Trender Research™

Technology meets people.

As faculty members scramble to adopt 2.0 technology their students have already mastered, questions crop up surrounding how faculty should integrate the new mediums into their traditional three roles of teaching, research and service.

First off, it should be noted that all faculty are not equal. Some have managed LinkedIn and Facebook accounts as long as their students. Some of the first adopters have kept a finger on the pulse of modifications and updates as they've come down the pipe. Others are just now straying into the world of online communication beyond email. There is a digital divide as students and faculty try and find middle ground where social networking meets academic function. Below are some of my thoughts from a course I teach and some of the dilemmas facing faculty on today's campuses.

Most colleges and universities have a platform they run allowing faculty to upload course content and manage their classes. Whether it is Blackboard, Angel, or WebCT, I have found none of these systems to work as smoothly as marketed, and besides, it's not where the students live. Students now arrive on campus without emails, relying solely on Facebook, texting and now Twitter to quickly interact and connect with peers. In turn, faculty members, student affairs staff and academic administrators are seeking to adopt 2.0 technology to reach out to students. Below are four technologies I have tried adopting into my course.

Googledocs- From my experience, I have found Googledocs a convenient tool, albeit it requires students to have a Gmail account. It allows for groups of students to collaborate on Powerpoint projects, it allows for me to work with them on their resumes, and it does it all in the cloud without multiple versions getting mixed up in email.
Facebook- It would be as rare for a student to show up on campus without a Facebook account as it would for them to show up without shoes. As an instructor, I have struggled with the appropriate way to leverage this technology in an academic way. I do not need to see my student's photos from Cancun, so I avoid befriending altogether. A page for the course, with students as fans, seems to be the safest and most appropriate path to take. I am still not convinced of the added value of using Facebook for the course, but I also don't see drawbacks as I update it rarely, and it serves primarily as a conduit to my course website.
LinkedIn- This social networking site is primarily a digital resume, allowing for my students to network among each other, among each other's contacts, and to see, in my humble opinion, how social networking can occur in a mature function. Not based on photo albums and music tastes, LinkedIn offers students a way to connect with future employers. However, they rarely find their peers on LinkedIn, and without my prodding would most likely steer away from the site altogether.
Twitter- How much can be said in 140 characters? A lot apparently. Twitter allows for job announcements, course changes, and up to the minute blasts to reach students quickly... if they're paying attention. The perk of Twitter, is that it is a fast, engaging tool that allows information to reach students quickly. The downside is that they have to root through all of the other benign, nonsensical "tweets" people they follow post to find the gems that might be coming through. Students have to sift through a lot of static to find the best information.

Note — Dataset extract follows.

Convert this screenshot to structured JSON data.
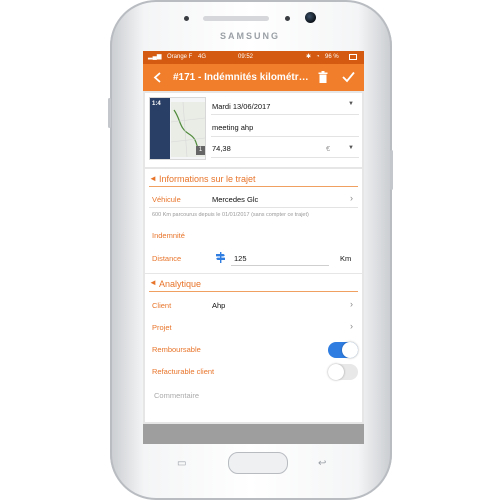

Does all of this help in my connection with students, and make me a better instructor? I think so. If for no other purpose than it sends an acknowledgment to my students that I am trying to meet them halfway, and in turn, motivates them to meet me in the middle. In the end, it's about making a connection with each of my students, and supporting them in their academic endeavors. All of these technological tools help to facilitate my connection with students, their learning, and to open doors to building relationships with them as they find their way through college.